How do we make heads or tails of all these? “We must accept the fact that, for the last 100 years of our independence, we have not succeeded in making our country strong enough to be among the best in Southeast Asia in terms of sustained economic progress and social stability. We are dwarfed by the achievements of our neighbors, like Thailand, Singapore and Malaysia . . . Now, even Vietnam, Myanmar and Indonesia seem to outpace us.” [Limits of politics: What the private sector must do, Ariel Nepomuceno, Decision Time, Business Mirror, 15th Oct 2014]

“We must accept the reality that, in the coming decades, poverty and corruption will keep haunting us, since our political system is not capable of quickly paving the way for the solutions that we urgently need. Meanwhile, our neighbors are resolutely focused on strengthening their capabilities and competitiveness.”

“Mining has become a divisive issue, yet it need not be. Efforts to clarify and sharpen the Philippines’ mining policy have generated intense debate among stakeholders, spanning the business community, civil society and the central and local governments. The debate largely centers on increasing the government’s share of the total mining revenues.” [Mining for inclusive growth, Ronald U. MendozaPhilippine Daily Inquirer, 16th Oct 2014]

“Yet the narrow focus on revenues runs the risk of keeping other important aspects of mining policy unaddressed, resulting in failure to generate cohesive support from all sectors . . . This translates to a projected decrease in mining investments in the Philippines (both domestic and foreign) of anywhere from 13 percent to 67 percent. If investments drop, so, too, will revenues.”

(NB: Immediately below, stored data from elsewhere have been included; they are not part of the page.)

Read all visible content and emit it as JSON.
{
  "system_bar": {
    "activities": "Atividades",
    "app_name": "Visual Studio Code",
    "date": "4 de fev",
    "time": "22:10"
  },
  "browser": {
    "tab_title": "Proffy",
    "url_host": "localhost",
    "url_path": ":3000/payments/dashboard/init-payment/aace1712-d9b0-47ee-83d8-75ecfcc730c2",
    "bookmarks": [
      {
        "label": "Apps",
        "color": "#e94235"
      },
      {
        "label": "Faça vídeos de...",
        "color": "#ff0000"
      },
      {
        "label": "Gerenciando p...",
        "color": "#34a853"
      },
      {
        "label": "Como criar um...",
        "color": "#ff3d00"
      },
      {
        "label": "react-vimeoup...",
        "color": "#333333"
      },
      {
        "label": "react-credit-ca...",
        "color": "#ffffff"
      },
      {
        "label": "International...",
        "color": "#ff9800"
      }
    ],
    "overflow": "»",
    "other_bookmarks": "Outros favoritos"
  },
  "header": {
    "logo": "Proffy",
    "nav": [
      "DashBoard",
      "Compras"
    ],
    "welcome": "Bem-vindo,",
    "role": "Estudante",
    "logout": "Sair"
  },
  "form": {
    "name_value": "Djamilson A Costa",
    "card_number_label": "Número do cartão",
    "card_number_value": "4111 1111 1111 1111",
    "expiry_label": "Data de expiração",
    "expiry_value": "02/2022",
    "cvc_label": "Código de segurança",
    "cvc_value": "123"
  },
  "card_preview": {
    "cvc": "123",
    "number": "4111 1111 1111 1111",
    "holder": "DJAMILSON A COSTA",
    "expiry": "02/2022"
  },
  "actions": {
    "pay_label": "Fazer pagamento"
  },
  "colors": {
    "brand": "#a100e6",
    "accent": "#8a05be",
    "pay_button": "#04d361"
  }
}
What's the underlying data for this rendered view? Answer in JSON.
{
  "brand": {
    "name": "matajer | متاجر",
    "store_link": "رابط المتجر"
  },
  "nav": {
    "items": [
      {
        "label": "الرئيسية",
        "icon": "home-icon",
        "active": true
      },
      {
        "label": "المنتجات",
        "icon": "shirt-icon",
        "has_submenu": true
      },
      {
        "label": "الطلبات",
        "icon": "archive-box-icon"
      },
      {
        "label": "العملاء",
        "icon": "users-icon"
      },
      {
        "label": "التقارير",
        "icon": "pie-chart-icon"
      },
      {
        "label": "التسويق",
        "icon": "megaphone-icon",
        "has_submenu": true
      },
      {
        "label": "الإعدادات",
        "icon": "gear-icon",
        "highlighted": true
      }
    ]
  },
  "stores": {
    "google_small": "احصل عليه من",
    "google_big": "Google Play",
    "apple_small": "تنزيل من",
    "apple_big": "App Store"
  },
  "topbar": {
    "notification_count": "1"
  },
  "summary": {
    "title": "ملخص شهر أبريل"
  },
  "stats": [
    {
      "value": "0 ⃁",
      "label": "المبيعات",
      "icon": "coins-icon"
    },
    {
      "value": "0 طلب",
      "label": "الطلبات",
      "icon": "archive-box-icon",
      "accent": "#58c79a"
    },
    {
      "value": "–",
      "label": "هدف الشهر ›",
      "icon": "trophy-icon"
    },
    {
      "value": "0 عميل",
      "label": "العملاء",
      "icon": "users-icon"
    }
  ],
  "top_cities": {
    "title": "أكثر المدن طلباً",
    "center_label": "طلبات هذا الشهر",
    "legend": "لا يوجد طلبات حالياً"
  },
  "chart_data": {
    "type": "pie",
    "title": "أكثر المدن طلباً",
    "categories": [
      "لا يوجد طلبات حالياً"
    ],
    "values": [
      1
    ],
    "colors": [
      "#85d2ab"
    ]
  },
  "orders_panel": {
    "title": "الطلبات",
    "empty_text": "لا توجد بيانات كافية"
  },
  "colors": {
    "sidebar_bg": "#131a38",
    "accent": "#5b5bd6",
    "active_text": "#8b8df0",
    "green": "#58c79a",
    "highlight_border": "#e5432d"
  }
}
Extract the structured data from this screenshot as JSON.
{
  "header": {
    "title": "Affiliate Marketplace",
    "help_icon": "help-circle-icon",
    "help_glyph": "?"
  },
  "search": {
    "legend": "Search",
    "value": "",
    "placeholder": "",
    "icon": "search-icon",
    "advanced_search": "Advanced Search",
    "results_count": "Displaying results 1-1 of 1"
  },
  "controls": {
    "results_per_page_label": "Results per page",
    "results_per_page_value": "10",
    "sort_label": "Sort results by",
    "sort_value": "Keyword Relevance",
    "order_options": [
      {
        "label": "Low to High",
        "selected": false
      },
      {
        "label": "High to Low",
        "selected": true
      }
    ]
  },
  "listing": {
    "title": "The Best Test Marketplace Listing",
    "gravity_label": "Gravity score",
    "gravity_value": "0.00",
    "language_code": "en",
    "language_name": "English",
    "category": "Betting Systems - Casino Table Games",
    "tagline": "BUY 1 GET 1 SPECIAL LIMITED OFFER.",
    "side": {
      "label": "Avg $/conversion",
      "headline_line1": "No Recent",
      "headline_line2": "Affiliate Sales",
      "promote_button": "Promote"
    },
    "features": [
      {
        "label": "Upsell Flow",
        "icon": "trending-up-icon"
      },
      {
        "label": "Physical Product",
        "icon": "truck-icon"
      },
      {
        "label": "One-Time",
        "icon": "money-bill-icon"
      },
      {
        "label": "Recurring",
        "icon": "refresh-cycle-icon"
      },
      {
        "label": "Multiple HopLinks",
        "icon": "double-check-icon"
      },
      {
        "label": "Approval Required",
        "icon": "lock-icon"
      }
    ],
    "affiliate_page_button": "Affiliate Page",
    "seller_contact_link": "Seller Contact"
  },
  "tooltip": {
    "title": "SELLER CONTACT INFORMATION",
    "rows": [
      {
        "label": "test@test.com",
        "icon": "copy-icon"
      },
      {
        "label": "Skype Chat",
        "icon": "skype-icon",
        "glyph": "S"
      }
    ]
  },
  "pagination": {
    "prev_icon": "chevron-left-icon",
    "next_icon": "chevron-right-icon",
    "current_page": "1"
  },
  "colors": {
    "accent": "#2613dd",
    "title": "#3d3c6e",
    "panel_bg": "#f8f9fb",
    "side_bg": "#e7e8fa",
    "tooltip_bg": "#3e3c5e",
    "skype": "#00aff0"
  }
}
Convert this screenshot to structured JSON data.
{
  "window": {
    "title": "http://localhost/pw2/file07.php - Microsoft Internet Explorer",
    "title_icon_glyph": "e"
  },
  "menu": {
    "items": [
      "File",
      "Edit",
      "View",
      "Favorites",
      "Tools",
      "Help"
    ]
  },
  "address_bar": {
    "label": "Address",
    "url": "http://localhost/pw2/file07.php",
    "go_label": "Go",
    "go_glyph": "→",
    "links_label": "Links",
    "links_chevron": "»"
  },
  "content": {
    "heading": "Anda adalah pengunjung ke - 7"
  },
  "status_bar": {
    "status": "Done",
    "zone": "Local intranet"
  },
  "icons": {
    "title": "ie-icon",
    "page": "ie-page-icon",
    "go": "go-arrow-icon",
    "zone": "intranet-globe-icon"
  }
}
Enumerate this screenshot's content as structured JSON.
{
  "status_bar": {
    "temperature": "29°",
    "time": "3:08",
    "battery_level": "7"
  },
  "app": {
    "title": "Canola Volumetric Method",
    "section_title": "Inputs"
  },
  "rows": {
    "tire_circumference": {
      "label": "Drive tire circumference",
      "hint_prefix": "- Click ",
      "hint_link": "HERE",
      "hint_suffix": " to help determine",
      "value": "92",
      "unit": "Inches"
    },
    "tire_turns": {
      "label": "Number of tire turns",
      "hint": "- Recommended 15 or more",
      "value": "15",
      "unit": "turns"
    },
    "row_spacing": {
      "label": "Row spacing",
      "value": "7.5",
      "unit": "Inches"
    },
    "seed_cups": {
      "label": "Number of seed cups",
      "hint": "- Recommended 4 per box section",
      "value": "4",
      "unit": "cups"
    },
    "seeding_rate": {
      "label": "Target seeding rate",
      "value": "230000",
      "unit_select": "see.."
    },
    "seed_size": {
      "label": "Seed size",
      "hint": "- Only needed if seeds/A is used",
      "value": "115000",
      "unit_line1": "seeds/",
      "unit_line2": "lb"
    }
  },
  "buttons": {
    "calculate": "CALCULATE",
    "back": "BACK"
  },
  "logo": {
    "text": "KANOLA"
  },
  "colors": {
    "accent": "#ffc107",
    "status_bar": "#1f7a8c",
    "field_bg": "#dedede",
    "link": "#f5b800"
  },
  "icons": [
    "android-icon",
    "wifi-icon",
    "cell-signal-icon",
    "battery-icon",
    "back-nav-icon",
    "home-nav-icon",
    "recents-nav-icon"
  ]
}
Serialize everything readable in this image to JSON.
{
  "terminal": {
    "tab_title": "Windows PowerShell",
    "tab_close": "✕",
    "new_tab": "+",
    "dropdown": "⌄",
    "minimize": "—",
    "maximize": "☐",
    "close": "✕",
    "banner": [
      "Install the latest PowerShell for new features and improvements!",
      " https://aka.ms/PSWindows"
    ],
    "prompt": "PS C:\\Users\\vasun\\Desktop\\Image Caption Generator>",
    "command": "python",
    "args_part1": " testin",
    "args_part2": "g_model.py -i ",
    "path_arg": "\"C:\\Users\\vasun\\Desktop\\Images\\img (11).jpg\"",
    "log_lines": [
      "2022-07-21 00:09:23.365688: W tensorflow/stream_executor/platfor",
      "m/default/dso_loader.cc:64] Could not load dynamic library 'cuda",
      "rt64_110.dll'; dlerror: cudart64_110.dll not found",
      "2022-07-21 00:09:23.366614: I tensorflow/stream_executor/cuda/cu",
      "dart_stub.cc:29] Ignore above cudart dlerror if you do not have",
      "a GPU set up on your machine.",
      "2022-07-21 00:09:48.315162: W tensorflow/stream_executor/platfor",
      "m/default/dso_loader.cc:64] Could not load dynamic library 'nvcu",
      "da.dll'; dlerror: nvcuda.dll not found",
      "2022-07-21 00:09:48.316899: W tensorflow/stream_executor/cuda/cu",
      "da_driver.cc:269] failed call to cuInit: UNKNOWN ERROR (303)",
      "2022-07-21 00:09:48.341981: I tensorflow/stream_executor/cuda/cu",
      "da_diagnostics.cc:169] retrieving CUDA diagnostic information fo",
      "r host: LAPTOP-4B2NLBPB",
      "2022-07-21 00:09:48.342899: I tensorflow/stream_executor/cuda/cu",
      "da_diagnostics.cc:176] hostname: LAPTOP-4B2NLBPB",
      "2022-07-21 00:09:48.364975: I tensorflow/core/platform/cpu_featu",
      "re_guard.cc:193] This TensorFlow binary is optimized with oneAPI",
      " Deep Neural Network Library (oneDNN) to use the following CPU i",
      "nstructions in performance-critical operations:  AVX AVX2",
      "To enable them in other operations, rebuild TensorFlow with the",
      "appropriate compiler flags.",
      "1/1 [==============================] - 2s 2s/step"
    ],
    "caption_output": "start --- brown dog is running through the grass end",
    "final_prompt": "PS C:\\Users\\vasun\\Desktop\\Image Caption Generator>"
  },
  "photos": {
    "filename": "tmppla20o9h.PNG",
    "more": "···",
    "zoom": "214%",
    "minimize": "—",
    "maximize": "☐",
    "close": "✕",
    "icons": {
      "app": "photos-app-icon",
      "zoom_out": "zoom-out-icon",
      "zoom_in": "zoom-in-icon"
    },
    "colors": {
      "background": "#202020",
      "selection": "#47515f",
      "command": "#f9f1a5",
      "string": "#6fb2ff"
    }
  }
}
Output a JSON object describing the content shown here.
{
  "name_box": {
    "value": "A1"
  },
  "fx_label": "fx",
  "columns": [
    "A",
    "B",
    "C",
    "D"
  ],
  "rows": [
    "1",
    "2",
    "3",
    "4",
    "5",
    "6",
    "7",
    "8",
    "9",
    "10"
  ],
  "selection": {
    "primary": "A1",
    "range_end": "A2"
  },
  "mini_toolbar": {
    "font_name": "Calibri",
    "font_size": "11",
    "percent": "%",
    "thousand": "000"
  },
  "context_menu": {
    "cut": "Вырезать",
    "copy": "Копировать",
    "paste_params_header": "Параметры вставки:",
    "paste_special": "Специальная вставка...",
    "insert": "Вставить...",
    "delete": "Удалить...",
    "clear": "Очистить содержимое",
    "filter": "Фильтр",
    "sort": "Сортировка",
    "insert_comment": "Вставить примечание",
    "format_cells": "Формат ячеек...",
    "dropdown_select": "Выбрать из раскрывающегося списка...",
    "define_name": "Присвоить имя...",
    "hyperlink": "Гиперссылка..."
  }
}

“Focus also on investments, not just revenues. International best practice also emphasizes that mining policies should explicitly state how mining wealth will be managed and invested. Successful countries invest their mining revenues in areas that will continue to generate returns for future generations, such as investments in children and youth. The trick is to convert natural-resource wealth into drivers of inclusive national economic development, including strong human capital investments and industrial diversification.”

Can we say that PHL has a positive prognosis despite the absence of a track record – and in today’s highly competitive world? ‘The glass is half full’ has proved an expression of our fatalism? Is there a role for media in light of all these?

“The Philippine media have been accused of an inordinate focus on politics, which is true enough. But because the politics that is their main concern has been limited to the reporting of scandals without looking into their causes, they succeed only in encouraging citizen indifference to political issues, and in preventing understanding of the political system in terms of such fundamentals as who wields political power, how and for whom, as keys to citizen empowerment in understanding corruption and doing something about it.”[Understanding (and not just exposing) corruption, Luis V. Teodoro, Vantage Point, Business World, 16th Oct 2014]

“Corruption may not be the sole reason for the poverty that has haunted this country for centuries, but it is an important factor in the continuing impoverishment of the many. Corruption is rooted in the exclusionary character of the political system, which over the decades has become the preserve of a handful of political dynasties . . . The Philippine media can provide citizens the knowledge they need that’s vital to informed political action.”

How much longer are we going to pay the price – for our failures in human development?